In 2016, he remained a core special teams player, making 7 defensive tackles, 2 quarterback pressures and 7 special teams tackles (tied for fourth on the team). In the season finale against the Eagles, the Cowboys rested players for the playoffs and Gachkar saw extended playing time, posting 5 tackles (one for loss), 2 quarterback pressures and a half-sack. He wasn't re-signed after the season.
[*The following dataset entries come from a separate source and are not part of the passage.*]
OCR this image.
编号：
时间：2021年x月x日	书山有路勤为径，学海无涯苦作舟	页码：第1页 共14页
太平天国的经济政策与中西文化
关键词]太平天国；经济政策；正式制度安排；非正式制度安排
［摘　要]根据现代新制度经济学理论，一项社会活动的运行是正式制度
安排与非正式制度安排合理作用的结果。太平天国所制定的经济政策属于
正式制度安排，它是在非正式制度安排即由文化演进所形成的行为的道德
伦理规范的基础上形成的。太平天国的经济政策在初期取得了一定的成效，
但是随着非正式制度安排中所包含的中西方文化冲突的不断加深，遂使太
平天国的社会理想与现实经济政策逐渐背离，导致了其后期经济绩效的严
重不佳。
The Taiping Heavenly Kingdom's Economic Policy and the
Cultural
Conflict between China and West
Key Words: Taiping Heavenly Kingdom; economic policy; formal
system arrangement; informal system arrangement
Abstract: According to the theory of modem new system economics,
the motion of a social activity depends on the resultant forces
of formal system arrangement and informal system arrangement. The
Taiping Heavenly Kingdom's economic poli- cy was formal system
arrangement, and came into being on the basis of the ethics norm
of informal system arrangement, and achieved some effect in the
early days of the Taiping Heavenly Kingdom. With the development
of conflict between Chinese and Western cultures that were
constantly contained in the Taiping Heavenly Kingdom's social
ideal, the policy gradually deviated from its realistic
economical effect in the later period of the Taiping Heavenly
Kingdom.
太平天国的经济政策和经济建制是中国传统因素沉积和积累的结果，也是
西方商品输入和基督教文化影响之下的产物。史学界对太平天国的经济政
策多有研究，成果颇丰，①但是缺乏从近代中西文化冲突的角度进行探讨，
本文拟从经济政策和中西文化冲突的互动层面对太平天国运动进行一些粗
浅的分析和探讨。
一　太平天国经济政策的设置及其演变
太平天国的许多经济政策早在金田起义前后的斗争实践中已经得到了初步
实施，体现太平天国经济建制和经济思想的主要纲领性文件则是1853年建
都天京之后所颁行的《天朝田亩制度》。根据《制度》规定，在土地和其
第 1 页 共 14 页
===Jacksonville Jaguars===
On August 13, 2017, Gachkar signed with the Jacksonville Jaguars. He was released by Jacksonville on September 2.

===Carolina Panthers===
On October 17, 2017, Gachkar signed with the Carolina Panthers. He appeared in six games and was declared inactive in four contests, while making five special teams tackles (tied for third on the team). Gachkar wasn't re-signed after the season.

==NFL career statistics==

Legend
|  | Led the league |
| Bold | Career high |

===Regular season===

Year: Team; Games; Tackles; Interceptions; Fumbles
GP: GS; Cmb; Solo; Ast; Sck; TFL; Int; Yds; TD; Lng; PD; FF; FR; Yds; TD
2011: SDG; 16; 0; 15; 11; 4; 0.0; 0; 0; 0; 0; 0; 0; 0; 0; 0; 0
2012: SDG; 16; 0; 23; 19; 4; 1.0; 3; 0; 0; 0; 0; 0; 0; 0; 0; 0
2013: SDG; 16; 3; 33; 24; 9; 0.0; 1; 0; 0; 0; 0; 0; 1; 0; 0; 0
2014: SDG; 15; 5; 49; 38; 11; 1.0; 8; 0; 0; 0; 0; 1; 0; 1; 13; 1
2015: DAL; 16; 1; 14; 10; 4; 0.0; 2; 0; 0; 0; 0; 0; 0; 0; 0; 0
2016: DAL; 16; 0; 11; 6; 5; 0.0; 1; 0; 0; 0; 0; 0; 0; 0; 0; 0
2017: CAR; 6; 0; 4; 4; 0; 0.0; 0; 0; 0; 0; 0; 0; 0; 0; 0; 0
101; 9; 149; 112; 37; 2.0; 15; 0; 0; 0; 0; 1; 1; 1; 13; 1

===Playoffs===

Year: Team; Games; Tackles; Interceptions; Fumbles
GP: GS; Cmb; Solo; Ast; Sck; TFL; Int; Yds; TD; Lng; PD; FF; FR; Yds; TD
2013: SDG; 2; 0; 2; 0; 2; 0.0; 0; 0; 0; 0; 0; 0; 0; 0; 0; 0
2016: DAL; 1; 0; 0; 0; 0; 0.0; 0; 0; 0; 0; 0; 0; 0; 0; 0; 0
2017: CAR; 1; 0; 1; 1; 0; 0.0; 0; 0; 0; 0; 0; 0; 0; 0; 0; 0
4; 0; 3; 1; 2; 0.0; 0; 0; 0; 0; 0; 0; 0; 0; 0; 0

==Personal life==
In 2007, after his freshman year at Missouri, Gachkar was diagnosed with Thoracic Outlet Syndrome. He had developed a blood clot because his collarbone and rib cage were too close together to allow proper blood flow through his veins. As a result, he underwent major surgery to remove one of his ribs, and a second surgery after another clot developed. He spent more than 20 hours in surgery and nearly a month in the hospital and lost 30 pounds. The surgeries initially put his football future in doubt, but after rehabilitation, he made it back for the 2008 season without missing a game.